I shall now return to the interview with your blessing.
"Can you tell me anything about the library?" the interviewer asked. "I should like to visit one day."
"Magnificent that library was, not even the great storehouses of knowledge of the university that I attended could equal it. It was an immense chamber that formed the heart of the oldest section of the palace. Within its disorganized shelves lay tomes and scrolls dating back to before the official history began in Year One.
"All gone now, of course. Again, like the trophy room, the library did not escape the Princess's renovation. If you should ever come face to face with the Princess, you would instantly see a stubbornness about her. I think that the trait runs in the royal family, courses through their veins that they think is so pure. Once the Princess has made her mind, there is absolutely nothing that can dissuade her from that course of action. She's also a fast judge of appearances. Displease her on the first meeting, and she will never want anything to do with you for as long as you live. She was the same way with that fine library, and other fixtures of the palace.
"She would go into a room, and instantly assess what was to be done with it. In the library's case, its entire contents were removed, its weighty tomes were re-located, sold off or burned when a place could not be found for them. Those books that the Princess deemed to be of some value she had moved to her apartments in the upper levels. Others - histories mainly- she had destroyed. Her reasons varied, as though she couldn't quite convey her distaste. Sometimes she claimed that the kingdom needed a new beginning, and the complete erasure of our records would give us that. 'We will not carry the burden of the past, Grumper. Not anymore. In the name of pleasantness, we will take steps forward. Out of the shadows of the past and into the light.' Another time she said, 'I am right in doing this. One can't find the answer to life in any book. Light, love, courage – those are the ways to wisdom. Not books.'
"When she was finished moving every book, scroll, painting, and dusty tome, - when she had finished stripping the walls of the centuries old wooden shelves - there was just dusty shelves that she wanted to fill with a new crystal and metal ornament collection. She didn't even have that many in the collection - only a few. 'I'm still young. I will collect more. It's good to make space,.' she said.

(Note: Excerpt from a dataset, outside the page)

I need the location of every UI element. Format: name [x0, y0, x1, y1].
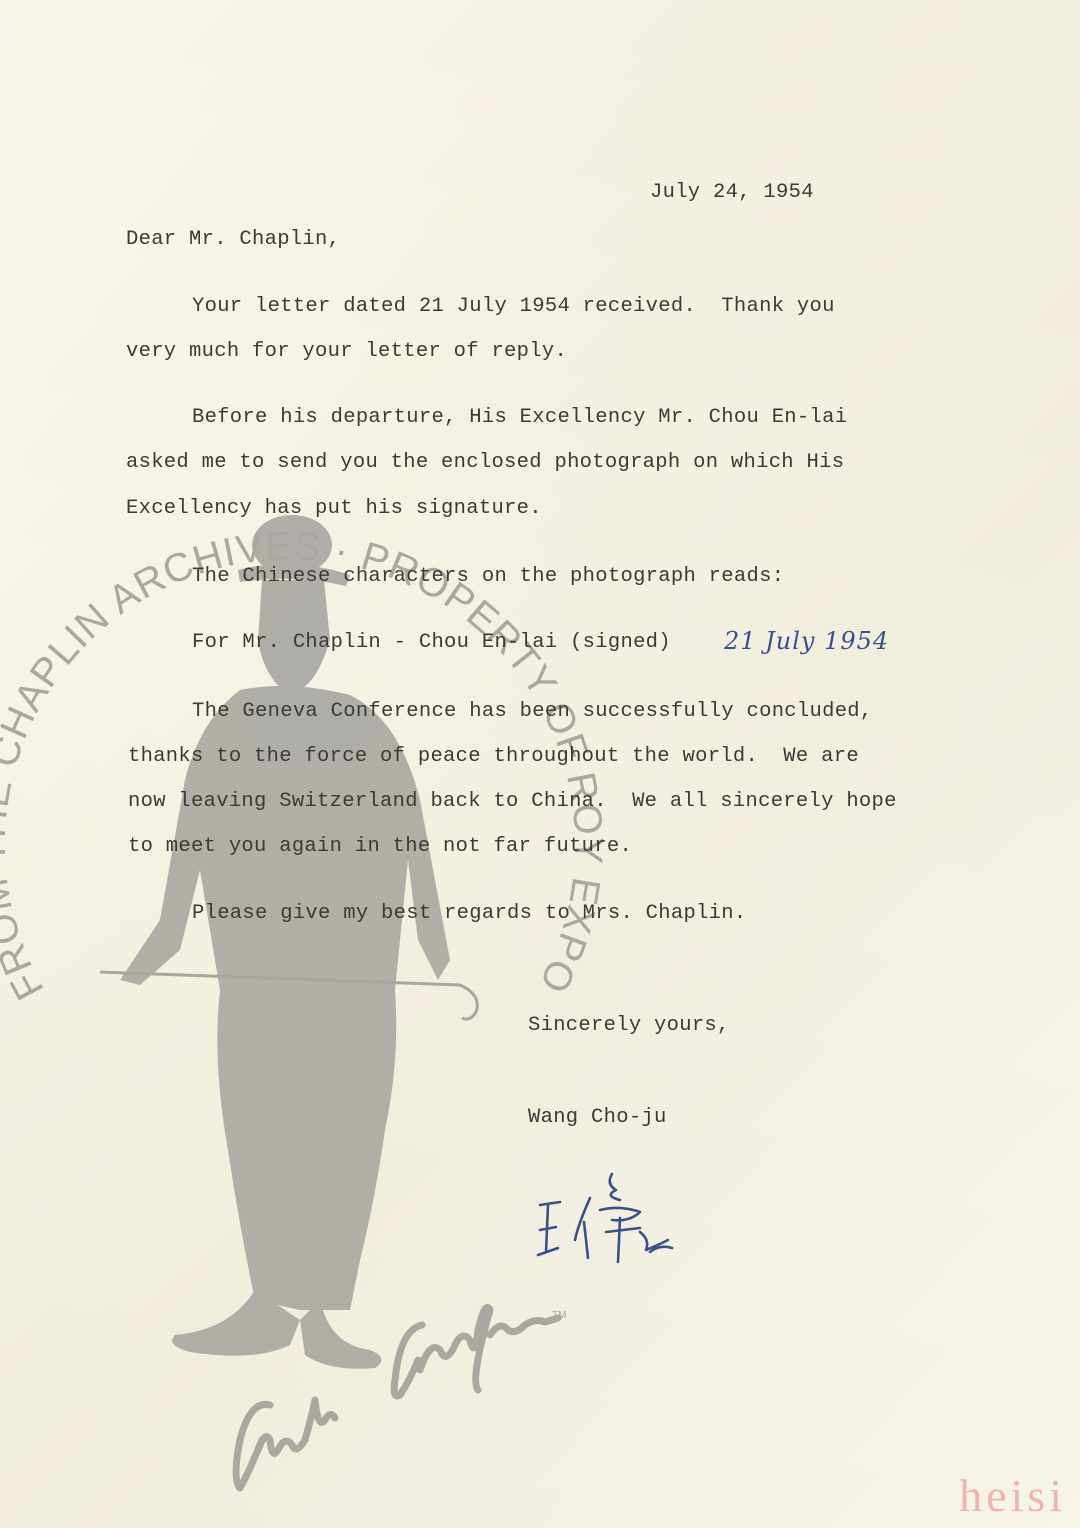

"I believe that she did it for an entirely different reason. I have a theory, and it is this. It is so simple, and it is also maddening in its simplicity. I educated the Duke with books from that library. The Duke rebelled and became the kingdom's most notorious figure. I believe that it is because of this that she had the library destroyed. In her mind, if there was no more library, there would be no more Dukes to threaten the kingdom in the future.
"It was stupidity, ignorance...nay, it was true insanity.
"But those qualities are all I've come to expect from the royal line of Oriana."